Germany’s current account surplus, which includes services as well as trade in goods, has soared ever higher in recent years, and is now larger than China’s in absolute terms. As a proportion of gross domestic product, it’s over three times as large as China’s, according to IMF data. That makes it, in some people’s eyes, one of the biggest macroeconomic imbalances in the world economy.

Elsewhere in his interview, Navarro said that the skewing of effective national exchange rates was one of the reasons he expected the mooted comprehensive free trade deal between the U.S. and EU (the Transatlantic Trade and Investment Partnership, or TTIP) to die a quiet death under the new administration.

“Brexit killed TTIP on both sides of the Atlantic even before the election of Donald Trump,” Navarro said, a nod to the fact that the U.K. had been the only major EU country unambiguously in favor of the deal.

Navarro, like Trump, believes that the U.S. has a better chance of improving its foreign trade with bilateral deals, rather than with multilateral ones like TTIP or the Trans-Pacific Partnership (from which Trump withdrew the U.S. last week by executive order).

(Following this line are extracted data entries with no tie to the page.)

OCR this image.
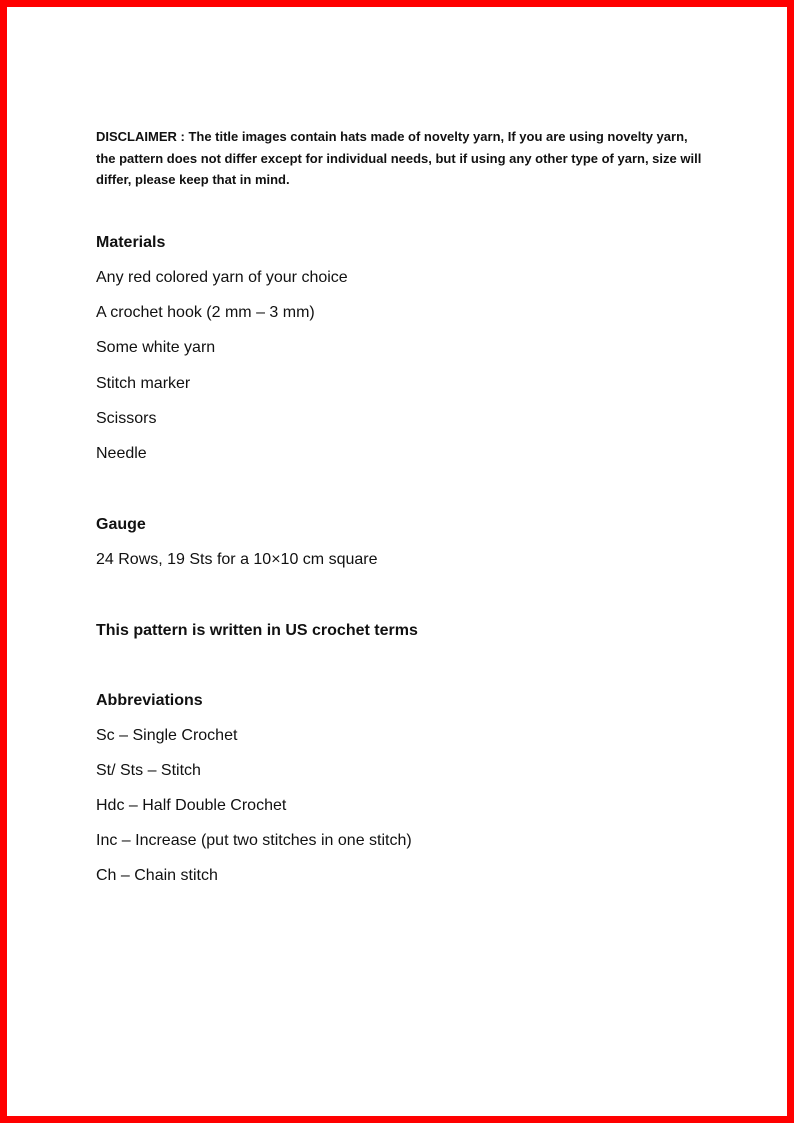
DISCLAIMER : The title images contain hats made of novelty yarn, If you are using novelty yarn, the pattern does not differ except for individual needs, but if using any other type of yarn, size will differ, please keep that in mind.

Materials

Any red colored yarn of your choice

A crochet hook (2 mm – 3 mm)

Some white yarn

Stitch marker

Scissors

Needle

Gauge

24 Rows, 19 Sts for a 10×10 cm square

This pattern is written in US crochet terms

Abbreviations

Sc – Single Crochet

St/ Sts – Stitch

Hdc – Half Double Crochet

Inc – Increase (put two stitches in one stitch)

Ch – Chain stitch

“I personally view TTIP as a multilateral deal with many countries under one ‘roof’,'” said Navarro. “The German structural imbalance in trade with the rest of the EU and the U.S. underscores the economic heterogeneity within the EU — ergo, this is a multilateral deal in bilateral dress.”

Elsewhere in his answers, Navarro repeated the rationale behind Trump’s activist approach to reshore more value-adding manufacturing jobs to the U.S.

“It does the American economy no long-term good to only keep the big box factories where we are now assembling ‘American’ products that are composed primarily of foreign components,” he said. “We need to manufacture those components in a robust domestic supply chain that will spur job and wage growth.”

Navarro also rejected the charge that U.S. consumers would end up bearing the brunt of any tariffs imposed on imports in pursuit of that goal. He called that notion “an old and tired argument the globalist wing of the offshoring lobby has used for years to put Americans out of work and depress wages by shipping our jobs offshore”.